Adminer Denial-of-Service Vulnerability via Unvalidated POST Data in Version Check Endpoint

A denial-of-service vulnerability has been identified in Adminer versions through 5.4.1. The issue arises in the '?script=version' endpoint, which accepts POST data without origin validation. This allows an attacker to send a 'version[]' parameter, creating an array that, when processed, leads to a TypeError and an HTTP 500 response. The vulnerability exploits the version check mechanism that relies on unsigned data from 'adminer.org'.

Impact

Exploitation of this vulnerability causes a persistent denial-of-service, where the application returns an HTTP 500 response due to a TypeError in the version handling process.

Reproduction

To reproduce this vulnerability, upload Adminer version 5.4.1 to a server.

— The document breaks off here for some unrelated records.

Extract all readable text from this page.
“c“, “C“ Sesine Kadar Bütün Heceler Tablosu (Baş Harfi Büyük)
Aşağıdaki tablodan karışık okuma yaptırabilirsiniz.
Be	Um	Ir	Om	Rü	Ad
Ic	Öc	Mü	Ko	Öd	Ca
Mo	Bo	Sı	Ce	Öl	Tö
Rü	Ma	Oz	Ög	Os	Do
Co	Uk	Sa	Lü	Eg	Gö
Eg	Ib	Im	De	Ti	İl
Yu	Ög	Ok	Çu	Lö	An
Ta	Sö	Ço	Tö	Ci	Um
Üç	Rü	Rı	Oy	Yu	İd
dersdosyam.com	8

Then, send a POST request to 'adminer.php?script=version' with the 'version[]' parameter. This will inject an array into the version check mechanism. When the Adminer page is reloaded, the application will attempt to verify the injected data as a string, resulting in a TypeError and an HTTP 500 error.

Remediation

Users can upgrade to Adminer version 5.4.2, which addresses this vulnerability. If an upgrade is not possible, the 'adminer.version' file in the temporary directory can be made unwritable by the web server to prevent the denial-of-service.